Clean exit, releasing the port.


Why it’s called “blocking”

  • Blocking I/O: accept, read, and write all sleep the thread until progress can be made.
  • Single concurrency slot: While serving one client, the server is not calling accept, so others queue in the backlog. It’s simple and fine for demos or very low traffic; for many clients you’d fork/thread/event-loop.

Subtle correctness wins in this code

  • Uses volatile sig_atomic_t and a minimal signal handler.
  • Checks EINTR everywhere it matters.
  • Handles partial writes.
  • Uses network/host byte-order helpers.
  • Logs client IP/port with inet_ntop.

Possible extensions

  • IPv6 & dual-stack: use getaddrinfo and bind both v4/v6 (or v6-only with IPV6_V6ONLY=0 where supported).
  • sigaction instead of signal() for portable handler semantics (set SA_RESTART if you prefer syscalls to auto-retry).
  • Concurrency: fork per connection, thread per connection, or switch to non-blocking + select/poll/epoll/kqueue.
  • Backpressure/limits: timeouts with SO_RCVTIMEO/SO_SNDTIMEO, connection caps, etc.
  • Error paths: more precise logging; handle setsockopt/inet_ntop failures.

Gotchas & notes

  • EINTR vs SA_RESTART: if syscalls restart automatically, Ctrl‑C won’t stop a blocking accept(). Use sigaction with no SA_RESTART or siginterrupt(SIGINT, 1).
  • Partial writes: write() may send fewer bytes than requested; loop until you send all n bytes.
  • SO_REUSEADDR: helps quick restarts while sockets linger in TIME_WAIT; behavior differs across OSes.
  • SIGPIPE: writing to a dead peer can raise SIGPIPE (default: terminate). Common hardening: signal(SIGPIPE, SIG_IGN) or send(..., MSG_NOSIGNAL).
  • Limits: This baseline serves one client at a time. That’s deliberate—to highlight improvements later.

TL;DR

It’s a clean, correct example of a blocking, single-client echo server:
set up socket → bind/listen → loop on accept → for each client, readwrite back the same bytes → close → repeat; exit gracefully on Ctrl-C.


Roadmap (what’s next)

  • Day‑2: forked multi‑client server (one child per connection). Quick strace -f -c to see process cost.
  • Week‑1 (cont.): select() multiplexing, then epoll (level‑triggered) for the 10k‑connection problem.
  • Week‑2: epoll (edge‑triggered) + write buffering; TCP_NODELAY vs TCP_CORK.
  • Week‑3: Threads vs small thread‑pool + SO_REUSEPORT multi‑acceptors; CPU affinity.
  • Week‑4: Static HTTP with sendfile() vs read/write; measure syscalls and throughput.
  • Week‑5: cgroups v2 limits (CPU/memory) on your server; show throttling graphs.
  • Week‑6: Hardening: seccomp‑bpf, capabilities, user/net namespaces; systemd units & health checks.

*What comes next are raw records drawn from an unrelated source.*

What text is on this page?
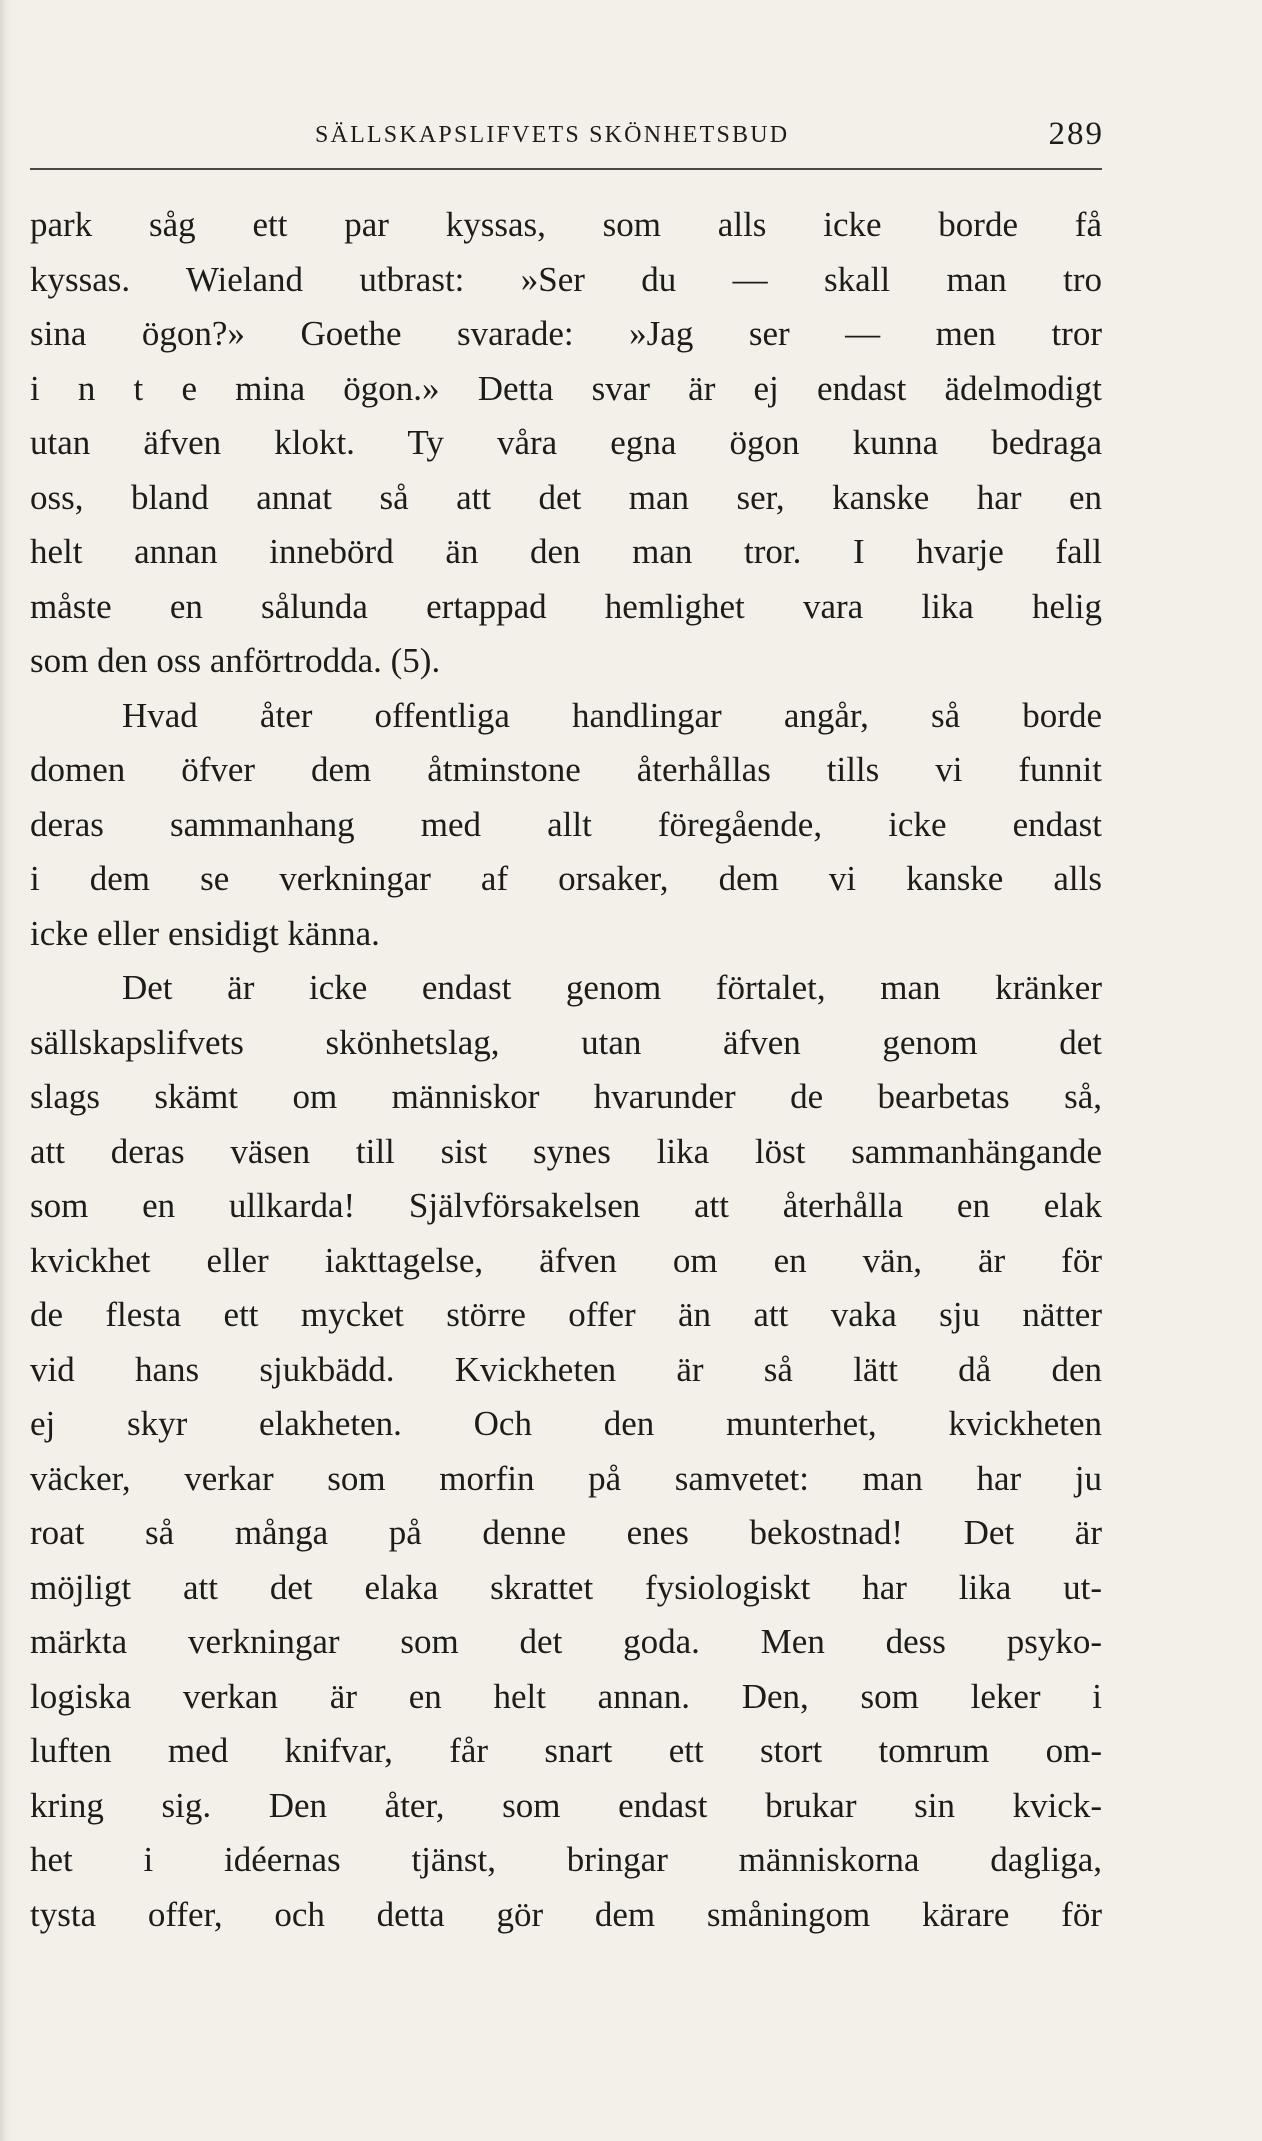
SÄLLSKAPSLIFVETS SKÖNHETSBUD	289
park såg ett par kyssas, som alls icke borde få
kyssas. Wieland utbrast: »Ser du — skall man tro
sina ögon?» Goethe svarade: »Jag ser — men tror
i n t e mina ögon.» Detta svar är ej endast ädelmodigt
utan äfven klokt. Ty våra egna ögon kunna bedraga
oss, bland annat så att det man ser, kanske har en
helt annan innebörd än den man tror. I hvarje fall
måste en sålunda ertappad hemlighet vara lika helig
som den oss anförtrodda. (5).
Hvad åter offentliga handlingar angår, så borde
domen öfver dem åtminstone återhållas tills vi funnit
deras sammanhang med allt föregående, icke endast
i dem se verkningar af orsaker, dem vi kanske alls
icke eller ensidigt känna.
Det är icke endast genom förtalet, man kränker
sällskapslifvets skönhetslag, utan äfven genom det
slags skämt om människor hvarunder de bearbetas så,
att deras väsen till sist synes lika löst sammanhängande
som en ullkarda! Självförsakelsen att återhålla en elak
kvickhet eller iakttagelse, äfven om en vän, är för
de flesta ett mycket större offer än att vaka sju nätter
vid hans sjukbädd. Kvickheten är så lätt då den
ej skyr elakheten. Och den munterhet, kvickheten
väcker, verkar som morfin på samvetet: man har ju
roat så många på denne enes bekostnad! Det är
möjligt att det elaka skrattet fysiologiskt har lika ut-
märkta verkningar som det goda. Men dess psyko-
logiska verkan är en helt annan. Den, som leker i
luften med knifvar, får snart ett stort tomrum om-
kring sig. Den åter, som endast brukar sin kvick-
het i idéernas tjänst, bringar människorna dagliga,
tysta offer, och detta gör dem småningom kärare för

Definition of Done (for each lab)

  • Build: one command (make / ./run.sh).
  • Tests: quick nc check + a small load poke (wrk/ab) later.
  • Observability: at least one strace -c or perf stat table.
  • Limits & failure modes documented.
  • Short write‑up with results/graphs in results/.

Appendix: Windows differences (curiosity)

  • No fork() on Windows; process-per-connection isn’t idiomatic. Use threads or IOCP (I/O Completion Ports) with overlapped I/O.
  • Winsock vs POSIX: recv/send/closesocket, WSAStartup, ioctlsocket(FIONBIO) for nonblocking. For this series we focus on Linux because the container/cloud/Kubernetes ecosystem and most infra tooling are optimized for it.

If you’re following along in the repo: the Day‑1 code is at linux-net-labs/01-echo-io-models/blocking/.